Le changement culturel de Sanofi s’offre un doux parfum de Big Mac
Après l'alliance avec Coca-Cola, Sanofi n'en finit plus de "s'américaniser". Chris Viehbacher, le directeur général de Sanofi nous avait promis un changement culturel. Il ne nous a pas déçu !
Reuters titre non sans un clin d'oeil caustique "La culture Sanofi génétiquement modifiée par Genzyme". L'arrivée du "germano-canadien" Chris Viebacher à la tête de Sanofi a effectivement radicalement changé l'esprit de l'entreprise française.
Et pour cause ! Sanofi nomme à compter du 3 décembre 2012, le Dr Gary J. Nabel, ancien patron de la division "vaccins" du NIH aux Etats-Unis au poste de Senior Vice-Président, Chief Scientific Officer et Adjoint au Président Monde de la R&D. Le Dr Nabel sera rattaché au Dr Elias Zerhouni, ex-directeur du NIH américain et nommé fin 2010 "Président Monde de la R&D", et intégrera la Global Leadership Team du Groupe. Il sera basé aux Etats-Unis, à Cambridge, dans le Massachusetts.
Le Dr Gary J. Nabel, virologue, succède à Paul Chew - encore un américain - qui lui-même prit la place le 1° octobre 2012 du français Jean-Pierre Lehner comme "Chief Medical Officer", du fait de son départ à la retraite. Le Dr Nabel a notamment travaillé aux Etats-Unis sur les stratégies vaccinales contre le VIH et d'autres maladies infectieuses.
En clair, un français de plus à quitter la Direction Générale de Sanofi qui se voit remplacé par un américain. Sans douter des qualités du Dr Nabel, il est légitime de s'interroger s'il n'existait pas d'autres experts français pour prendre cette partie de la Direction de la R&D de ce groupe français ? Ne peut-on pas voir dans cette nouvelle nomination une avancée de plus vers la délocalisation du siège de Sanofi vers les Etats-Unis ?

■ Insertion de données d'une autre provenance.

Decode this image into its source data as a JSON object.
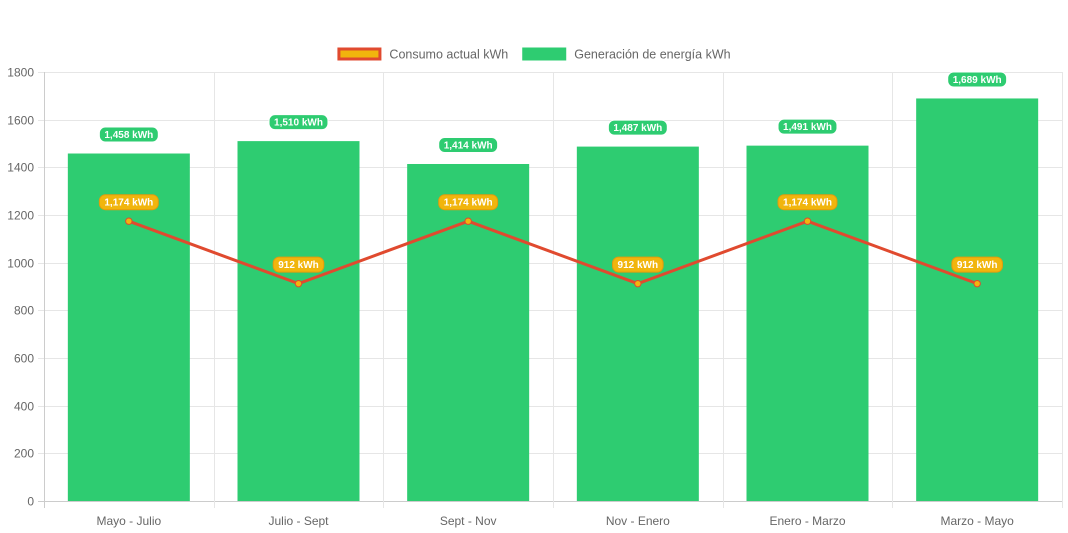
{
  "chart_data": {
    "type": "bar",
    "categories": [
      "Mayo - Julio",
      "Julio - Sept",
      "Sept - Nov",
      "Nov - Enero",
      "Enero - Marzo",
      "Marzo - Mayo"
    ],
    "series": [
      {
        "name": "Generación de energía kWh",
        "type": "bar",
        "color": "#2ecc71",
        "values": [
          1458,
          1510,
          1414,
          1487,
          1491,
          1689
        ],
        "labels": [
          "1,458 kWh",
          "1,510 kWh",
          "1,414 kWh",
          "1,487 kWh",
          "1,491 kWh",
          "1,689 kWh"
        ]
      },
      {
        "name": "Consumo actual kWh",
        "type": "line",
        "color": "#f1b50d",
        "border_color": "#e04a2f",
        "values": [
          1174,
          912,
          1174,
          912,
          1174,
          912
        ],
        "labels": [
          "1,174 kWh",
          "912 kWh",
          "1,174 kWh",
          "912 kWh",
          "1,174 kWh",
          "912 kWh"
        ]
      }
    ],
    "y_ticks": [
      "0",
      "200",
      "400",
      "600",
      "800",
      "1000",
      "1200",
      "1400",
      "1600",
      "1800"
    ],
    "ylim": [
      0,
      1800
    ],
    "grid": true,
    "legend": "top-center",
    "title": "",
    "xlabel": "",
    "ylabel": ""
  }
}
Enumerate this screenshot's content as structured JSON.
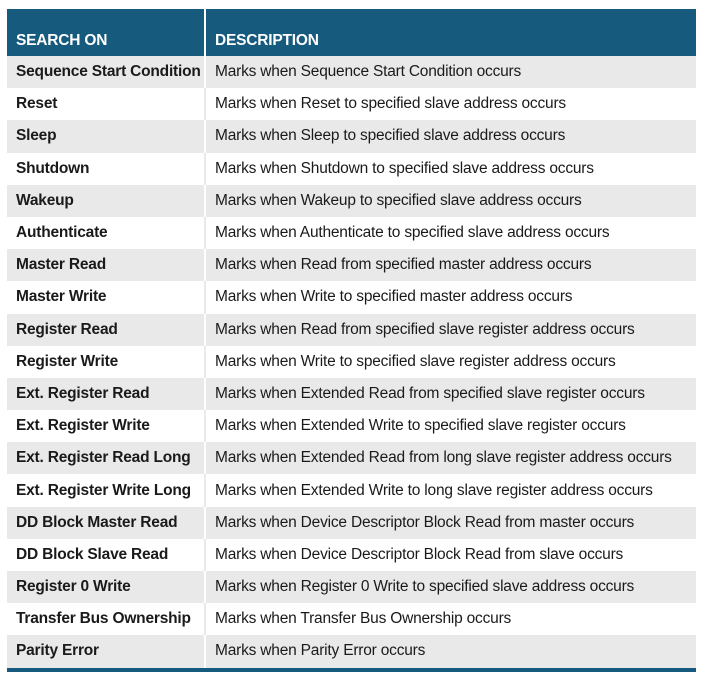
{
  "header": {
    "col1": "SEARCH ON",
    "col2": "DESCRIPTION"
  },
  "rows": [
    {
      "name": "Sequence Start Condition",
      "desc": "Marks when Sequence Start Condition occurs"
    },
    {
      "name": "Reset",
      "desc": "Marks when Reset to specified slave address occurs"
    },
    {
      "name": "Sleep",
      "desc": "Marks when Sleep to specified slave address occurs"
    },
    {
      "name": "Shutdown",
      "desc": "Marks when Shutdown to specified slave address occurs"
    },
    {
      "name": "Wakeup",
      "desc": "Marks when Wakeup to specified slave address occurs"
    },
    {
      "name": "Authenticate",
      "desc": "Marks when Authenticate to specified slave address occurs"
    },
    {
      "name": "Master Read",
      "desc": "Marks when Read from specified master address occurs"
    },
    {
      "name": "Master Write",
      "desc": "Marks when Write to specified master address occurs"
    },
    {
      "name": "Register Read",
      "desc": "Marks when Read from specified slave register address occurs"
    },
    {
      "name": "Register Write",
      "desc": "Marks when Write to specified slave register address occurs"
    },
    {
      "name": "Ext. Register Read",
      "desc": "Marks when Extended Read from specified slave register occurs"
    },
    {
      "name": "Ext. Register Write",
      "desc": "Marks when Extended Write to specified slave register occurs"
    },
    {
      "name": "Ext. Register Read Long",
      "desc": "Marks when Extended Read from long slave register address occurs"
    },
    {
      "name": "Ext. Register Write Long",
      "desc": "Marks when Extended Write to long slave register address occurs"
    },
    {
      "name": "DD Block Master Read",
      "desc": "Marks when Device Descriptor Block Read from master occurs"
    },
    {
      "name": "DD Block Slave Read",
      "desc": "Marks when Device Descriptor Block Read from slave occurs"
    },
    {
      "name": "Register 0 Write",
      "desc": "Marks when Register 0 Write to specified slave address occurs"
    },
    {
      "name": "Transfer Bus Ownership",
      "desc": "Marks when Transfer Bus Ownership occurs"
    },
    {
      "name": "Parity Error",
      "desc": "Marks when Parity Error occurs"
    }
  ],
  "colors": {
    "header_bg": "#165a7e",
    "stripe_bg": "#e9e9ea"
  }
}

La France est LE pays du vaccin et Sanofi est le leader mondial des vaccins avec sa filiale Sanofi Pasteur MSD co-détenue avec le laboratoire Merck & Co.
Avec l'institut Pasteur, la France a toujours eu un rôle clé dans l'histoire des vaccins. Au fil des années, il a été à l'origine de découvertes révolutionnaires qui ont permis à la médecine de contrôler des maladies virulentes, telles que la diphtérie, le tétanos, la tuberculose, la poliomyélite, la grippe, la fièvre jaune, la peste épidémique, et le SIDA. Depuis 1908, huit scientifiques de l’Institut ont été récompensés par un prix Nobel de médecine ou de physiologie. Or, la production et la vente de tests de diagnostic développés dans les laboratoires de l’Institut sont sous la responsabilité de Sanofi Diagnostics Pasteur.
L'institut Pasteur a vu "naître" les plus grands experts mondiaux dans ses domaines de prédilection : Alphonse Laveran qui a reçu le prix Nobel pour ses recherches sur la malaria, Ilya Ilitch Metchnikov puis plus tard Jules Bordet qui ont reçu le prix Nobel, pour leurs contributions à la compréhension du fonctionnement du système immunitaire, Charles Nicolle qui a reçu le prix Nobel pour avoir résolu le mystère de la transmission du typhus, Pierre Lépine qui a développé un des premiers vaccins antipoliomyélitiques, Daniel Bovet qui a reçu le prix Nobel pour ses découvertes sur les antihistaminiques et les curarisants de synthèse, André Lwoff, François Jacob et Jacques Monod qui ont reçu le prix Nobel pour leurs découvertes sur la régulation génétique de la synthèse des enzymes et des virus, jusqu'à Luc Montagnier et Françoise Barré-Sinoussi qui ont reçu en 2008 le prix Nobel de médecine pour avoir découvert le virus du sida.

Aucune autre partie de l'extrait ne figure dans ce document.